Adrenergic stimulation alters the expression of inflammasome components and interleukins in primary human monocytes

Abstract

Prior to their release, interleukin (IL)-1β and IL-18 are cleaved to their bioactive forms by a multiprotein complex known as an inflammasome, which is comprised of a number of elements that are subject to nuclear factor-κB-dependent transcription. Catecholamines have been indicated to exert an enhancing effect on the IL-1β release. The aim of the present study was to determine whether alterations in inflammasome gene expression may be responsible for the modified IL-1β and IL-18 secretion following lipopolysaccharide (LPS) and catecholamine co-stimulation. Monocytes were isolated from the peripheral blood of 21 healthy volunteers using CD14⁺ microbeads. Following stimulation with LPS (2 µg/ml) and/or phenylephrine (PE; 10 µM) for 24 h, the supernatants were subjected to ELISA to evaluate the ex vivo protein expression levels of IL-1β and IL-18. In addition, the gene expression levels of inflammasome components associated with the cleavage of IL-1β and IL-18, including NLRP1, NLRP3, caspase-1 and PYCARD were determined using polymerase chain reaction. The results indicated that LPS significantly increased IL-1β expression compared with the unstimulated control samples. Co-stimulation with LPS + PE significantly enhanced IL-1β expression compared with LPS alone. Furthermore, IL-18 expression was significantly reduced by LPS and LPS + PE co-stimulation. The gene expression levels of IL-18, NLRP1, caspase-1 and PYCARD were comparable in the LPS- and LPS + PE-stimulated cells. LPS significantly induced the expression levels of IL-1β and NLRP3, and to a lesser degree, the expression of NLRP1, compared with the control. By contrast, PE markedly induced the expression levels of IL-18 and NLRP1, while LPS reduced the gene expression of IL-18. In conclusion, adrenergic stimulation suppressed NLRP3 expression and enhanced NLRP1 expression, indicating that NLRP3 may regulate IL-1β secretion and NLRP1 may regulate the release of IL-18.

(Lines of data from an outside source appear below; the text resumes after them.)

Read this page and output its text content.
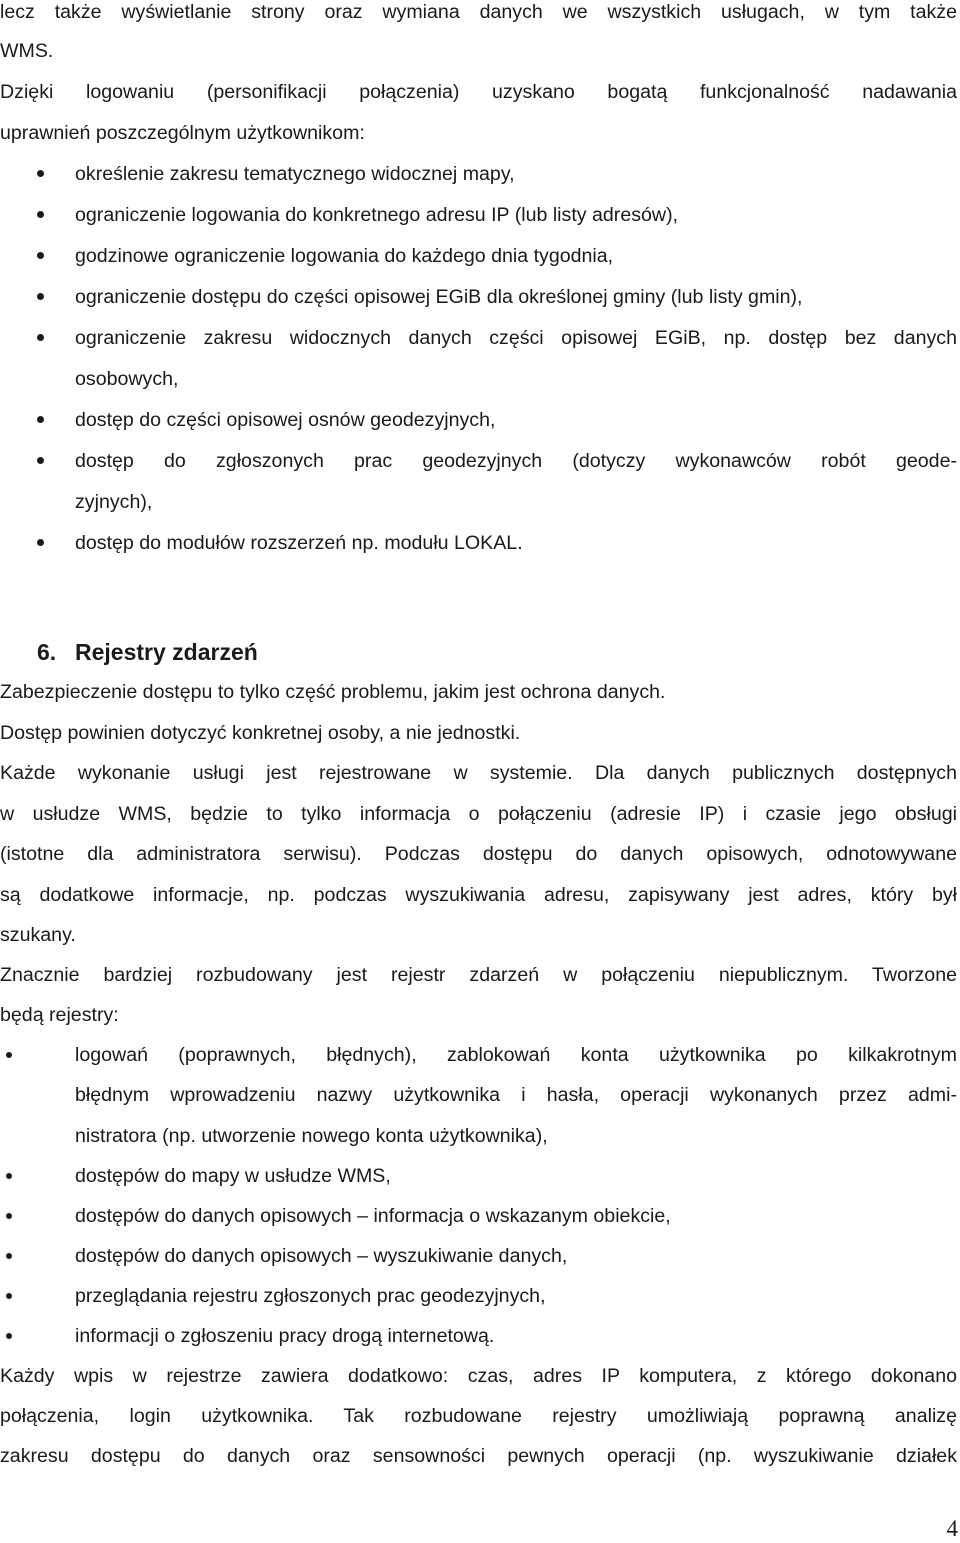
lecz także wyświetlanie strony oraz wymiana danych we wszystkich usługach, w tym także

WMS.

Dzięki logowaniu (personifikacji połączenia) uzyskano bogatą funkcjonalność nadawania

uprawnień poszczególnym użytkownikom:

określenie zakresu tematycznego widocznej mapy,

ograniczenie logowania do konkretnego adresu IP (lub listy adresów),

godzinowe ograniczenie logowania do każdego dnia tygodnia,

ograniczenie dostępu do części opisowej EGiB dla określonej gminy (lub listy gmin),

ograniczenie zakresu widocznych danych części opisowej EGiB, np. dostęp bez danych

osobowych,

dostęp do części opisowej osnów geodezyjnych,

dostęp do zgłoszonych prac geodezyjnych (dotyczy wykonawców robót geode-

zyjnych),

dostęp do modułów rozszerzeń np. modułu LOKAL.

6. Rejestry zdarzeń

Zabezpieczenie dostępu to tylko część problemu, jakim jest ochrona danych.

Dostęp powinien dotyczyć konkretnej osoby, a nie jednostki.

Każde wykonanie usługi jest rejestrowane w systemie. Dla danych publicznych dostępnych

w usłudze WMS, będzie to tylko informacja o połączeniu (adresie IP) i czasie jego obsługi

(istotne dla administratora serwisu). Podczas dostępu do danych opisowych, odnotowywane

są dodatkowe informacje, np. podczas wyszukiwania adresu, zapisywany jest adres, który był

szukany.

Znacznie bardziej rozbudowany jest rejestr zdarzeń w połączeniu niepublicznym. Tworzone

będą rejestry:

logowań (poprawnych, błędnych), zablokowań konta użytkownika po kilkakrotnym

błędnym wprowadzeniu nazwy użytkownika i hasła, operacji wykonanych przez admi-

nistratora (np. utworzenie nowego konta użytkownika),

dostępów do mapy w usłudze WMS,

dostępów do danych opisowych – informacja o wskazanym obiekcie,

dostępów do danych opisowych – wyszukiwanie danych,

przeglądania rejestru zgłoszonych prac geodezyjnych,

informacji o zgłoszeniu pracy drogą internetową.

Każdy wpis w rejestrze zawiera dodatkowo: czas, adres IP komputera, z którego dokonano

połączenia, login użytkownika. Tak rozbudowane rejestry umożliwiają poprawną analizę

zakresu dostępu do danych oraz sensowności pewnych operacji (np. wyszukiwanie działek

4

Keywords: LRR and PYD domains-containing protein; NACHT; adrenergic effects; catecholamines; inflammasome; interleukin-1β; monocytes.

Figure 1.

LPS and/or PE stimulation induced distinct IL-1β and IL-18 expression in CD14⁺ monocytes isolated from peripheral mononuclear blood cells, by positive selection using CD14-magnetic beads. Cells from healthy volunteers (n=21) were stimulated with LPS and/or PE. Supernatants were collected after 24 h and the protein expression of (A) IL-1β and (B) IL-18 was measured by enzyme-linked immunosorbent assay. Data are presented as the mean ± standard error of the mean. *P<0.05. IL-1β, interleukin-1β; ctrl, control; LPS, lipopolysaccharide; PE, phenyephrine; IL-18, interleukin-18.

Figure 2.

LPS and/or PE stimulation results in distinct gene expression pattern of inflammasome components in CD14⁺ monocytes, which were isolated from peripheral mononuclear blood cells from healthy volunteers (n=21) by positive selection using CD14-magnetic beads. Cells were stimulated with LPS and/or PE and the gene expression levels (A) IL-β, (B) IL-18, (C) NLRP3, (D) NLRP1, (E) caspase-1 and (F) PYCARD were measured. Data are shown as the mean ± standard error of the mean. *P<0.05. IL, interleukin; LPS, lipopolysaccharide; PE, phenylephrine; NLRP, NACHT, LRR and PYD domains-containing protein; casp1, caspase-1; PYCARD, apoptosis-associated speck-like protein containing a caspase recruitment domain.